En fait le film n’a pas à mon sens réussi à se désolidariser suffisamment d’un biais essentiel du texte original. Hélène Le Dantec-Lowry, dans De l’esclave au Président. Discours sur les familles noires aux États-Unis, souligne les précautions qui sont de mise avec certains témoignages de l’époque :

« [Frazier] utilisa aussi de nombreux témoignages venant de missionnaires ou de voyageurs blancs, qui jugeaient les Noirs selon leurs propres critères de classe et de culture, et des récits par des esclaves qui, souvent plus éduqués et moins pauvres, n’étaient pas toujours représentatifs du groupe noir dans son ensemble et partageaient aussi souvent des préjugés de classe à l’encontre des Noirs appauvris et des esclaves travaillant aux champs (voir Tenhouten, 1971). » viii

Ces préjugés sont parfaitement visibles dans le récit de Northup, au moment de la révolte qu’il fomente dans le bateau qui l’emmène vers les plantations :

« There was not another slave we dared to trust. Brought up in fear and ignorance as they are, it can scarcely be conceived how servilely they will cringe before a white man’s look. It was not safe to deposit so bold a secret with any of them, and finally we three resolved to take upon ourselves alone the fearful responsibility of the attempt. »

« Il n’y avait aucun autre esclave à qui nous osions faire confiance. Elevés dans la peur et l’ignorance, on pouvait à peine concevoir avec quelle servilité ils allaient s’applatir sous le regard d’un homme blanc. Il n’était pas sûr de confier un secret si audacieux à aucun d’entre eux, et finalement nous trois decidâmes de prendre sur nous-mêmes seulement l’anxieux devoir de notre tentative. »
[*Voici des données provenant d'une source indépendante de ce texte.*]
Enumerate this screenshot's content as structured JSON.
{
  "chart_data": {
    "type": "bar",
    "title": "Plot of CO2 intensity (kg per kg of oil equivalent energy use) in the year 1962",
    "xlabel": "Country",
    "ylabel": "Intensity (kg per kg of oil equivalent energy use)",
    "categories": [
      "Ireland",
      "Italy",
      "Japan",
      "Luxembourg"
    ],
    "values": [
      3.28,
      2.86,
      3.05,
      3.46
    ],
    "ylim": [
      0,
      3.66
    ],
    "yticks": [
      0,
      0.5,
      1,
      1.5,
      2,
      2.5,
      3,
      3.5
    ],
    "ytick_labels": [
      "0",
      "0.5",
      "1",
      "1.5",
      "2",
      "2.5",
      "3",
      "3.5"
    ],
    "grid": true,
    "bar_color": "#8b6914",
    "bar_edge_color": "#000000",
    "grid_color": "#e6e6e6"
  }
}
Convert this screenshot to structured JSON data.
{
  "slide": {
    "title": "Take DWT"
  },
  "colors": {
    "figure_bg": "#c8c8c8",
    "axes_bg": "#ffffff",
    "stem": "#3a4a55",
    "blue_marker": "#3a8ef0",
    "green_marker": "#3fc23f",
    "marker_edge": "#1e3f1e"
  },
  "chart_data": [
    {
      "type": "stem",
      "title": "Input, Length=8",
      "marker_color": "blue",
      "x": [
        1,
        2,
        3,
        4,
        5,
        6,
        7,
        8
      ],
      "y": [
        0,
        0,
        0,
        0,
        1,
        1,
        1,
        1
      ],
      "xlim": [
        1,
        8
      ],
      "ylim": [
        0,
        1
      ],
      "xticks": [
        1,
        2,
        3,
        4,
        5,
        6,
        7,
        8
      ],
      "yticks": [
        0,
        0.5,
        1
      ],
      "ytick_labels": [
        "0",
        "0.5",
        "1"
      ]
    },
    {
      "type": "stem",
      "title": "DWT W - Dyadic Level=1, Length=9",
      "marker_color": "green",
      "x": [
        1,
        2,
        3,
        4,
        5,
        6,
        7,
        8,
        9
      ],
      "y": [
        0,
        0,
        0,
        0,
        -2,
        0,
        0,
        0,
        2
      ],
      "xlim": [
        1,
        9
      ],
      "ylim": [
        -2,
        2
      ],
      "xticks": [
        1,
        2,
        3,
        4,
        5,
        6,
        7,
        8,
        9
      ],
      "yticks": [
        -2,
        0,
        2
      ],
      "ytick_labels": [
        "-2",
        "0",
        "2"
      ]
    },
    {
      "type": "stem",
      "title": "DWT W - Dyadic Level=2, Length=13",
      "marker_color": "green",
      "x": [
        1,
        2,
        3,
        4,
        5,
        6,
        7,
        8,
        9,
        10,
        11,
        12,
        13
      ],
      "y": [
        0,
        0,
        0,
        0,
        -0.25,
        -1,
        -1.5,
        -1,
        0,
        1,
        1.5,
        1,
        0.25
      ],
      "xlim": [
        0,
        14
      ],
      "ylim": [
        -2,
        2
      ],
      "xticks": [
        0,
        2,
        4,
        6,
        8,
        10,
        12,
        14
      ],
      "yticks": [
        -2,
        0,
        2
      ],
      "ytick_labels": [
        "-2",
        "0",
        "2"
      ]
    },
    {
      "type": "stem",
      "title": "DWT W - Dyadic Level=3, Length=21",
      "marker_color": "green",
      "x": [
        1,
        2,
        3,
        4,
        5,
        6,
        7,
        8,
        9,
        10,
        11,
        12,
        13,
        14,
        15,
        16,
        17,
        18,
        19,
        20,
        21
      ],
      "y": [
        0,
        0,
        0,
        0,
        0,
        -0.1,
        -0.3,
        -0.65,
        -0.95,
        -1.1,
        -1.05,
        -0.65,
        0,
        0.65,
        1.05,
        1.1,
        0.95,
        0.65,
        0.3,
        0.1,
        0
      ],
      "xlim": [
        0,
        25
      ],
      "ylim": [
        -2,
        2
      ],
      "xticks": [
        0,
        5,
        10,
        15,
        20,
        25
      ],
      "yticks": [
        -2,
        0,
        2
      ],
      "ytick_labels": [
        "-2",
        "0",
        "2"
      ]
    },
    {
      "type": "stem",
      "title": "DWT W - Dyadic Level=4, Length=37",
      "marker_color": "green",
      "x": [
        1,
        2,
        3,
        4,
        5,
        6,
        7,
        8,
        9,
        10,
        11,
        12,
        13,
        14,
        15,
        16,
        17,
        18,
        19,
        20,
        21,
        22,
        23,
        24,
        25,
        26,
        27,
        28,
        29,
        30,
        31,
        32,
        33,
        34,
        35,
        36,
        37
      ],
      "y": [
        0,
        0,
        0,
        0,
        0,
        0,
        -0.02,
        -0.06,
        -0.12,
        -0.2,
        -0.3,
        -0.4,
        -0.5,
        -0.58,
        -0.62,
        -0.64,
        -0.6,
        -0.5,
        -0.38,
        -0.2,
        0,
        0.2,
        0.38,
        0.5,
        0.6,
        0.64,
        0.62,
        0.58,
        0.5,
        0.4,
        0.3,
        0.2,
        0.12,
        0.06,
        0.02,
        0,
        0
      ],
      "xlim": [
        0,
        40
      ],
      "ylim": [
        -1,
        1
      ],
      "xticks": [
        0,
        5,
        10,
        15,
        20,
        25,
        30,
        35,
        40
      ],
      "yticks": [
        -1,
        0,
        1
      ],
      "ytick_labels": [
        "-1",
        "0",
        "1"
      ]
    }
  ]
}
Lorsqu’il raconte ses rencontres avec des esclaves dans l’État de New-York, il ne comprend pas forcément qu’elles sont leurs conditions de vie. Il occupe une position extérieure mais privilégiée de conseiller pour les aider à établir des plans pour s’échapper. ix Dans le film, c’est même pire puisque les intéractions sont quasiment inexistantes : Northup croise un esclave qui ose s’aventurer sans son maître dans une boutique, mais aucune communication ne passera entre les deux hommes.

Pour autant, à la fin de son odyssée, Northup devient un hardent défenseur de ses frères et sœurs noir-e-s :

« Let them know the heart of the poor slave—learn his secret thoughts—thoughts he dare not utter in the hearing of the white man; let them sit by him in the silent watches of the night—converse with him in trustful confidence, of « life, liberty, and the pursuit of happiness, » and they will find that ninety-nine out of every hundred are intelligent enough to understand their situation, and to cherish in their bosoms the love of freedom, as passionately as themselves. »

« Laissez-les connaître le coeur du pauvre esclave – apprendre ses pensées secrètes – des pensées qu’il n’ose pas prononcer à portée de l’homme blanc ; laissez-les s’asseoir à côté de lui pendant les veilles silencieuses de la nuit – parler avec lui en de confiants confidences, de « la vie, la liberté, et la poursuite du bonheur », et ils verront que quatre-ving-dix-neuf individus sur cent sont assez intelligents pour comprendre leur situation, et pour chérir en leur sein l’amour de la liberté, aussi passionnément qu’eux-mêmes. »

Northup décrit également comment les vélléités de révolte font régulièrement surface chez les esclaves, et évoque notamment que la guerre du Mexique a agité les esprits et les espoirs de l’approche d’une armée délivrante. Mais ces épisodes ne sont pas retranscrits dans le film :

« It was not unusual for slave women as well as slave men to endeavor to escape. »

« Il n’était pas inhabituel pour une femme esclave aussi bien qu’un homme esclave d’essayer de s’échapper. »

« Such an idea as insurrection, however, is not new among the enslaved population of Bayou Boeuf. More than once I have joined in serious consultation, when the subject has been discussed, and there have been times when a word from me would have placed hundreds of my fellow-bondsmen in an attitude of defiance. »

« Une idée telle que la révolte, cependant, n’était pas nouvelle au sein de la population esclave de Bayou Boeuf. Plus d’une fois j’ai participé à une réunion sérieuse, quand le sujet avait été discuté, et il y a eu des fois où un mot de ma part pouvait placer des centaines de mes frères de chaîne dans une attitude de défi. »

Le paradis des États du Nord abolitionnistes

Un autre des aspects les plus surprenants du film 12 Years a Slave est sans conteste son silence total au sujet du racisme et des discriminations dont les noir-e-s sont victimes dans les États où l’esclavage a été aboli. Dans De la Démocratie en Amérique, paru entre 1835 et 1840, c’est-à-dire à l’époque même où vivait Northup avant de devenir esclave, Tocqueville écrivait :

« Le préjugé de la race me paraît plus fort dans les États qui ont aboli l’esclavage que dans ceux où l’esclavage existe encore, et nulle part il ne se montre aussi intolérant que dans les États où la servitude a été inconnue […] Au Sud, où l’esclavage existe encore, on tient moins soigneusement les Nègres à l’écart […] la législation est plus douce à leur égard ; les habitudes sont plus tolérantes et plus douces. »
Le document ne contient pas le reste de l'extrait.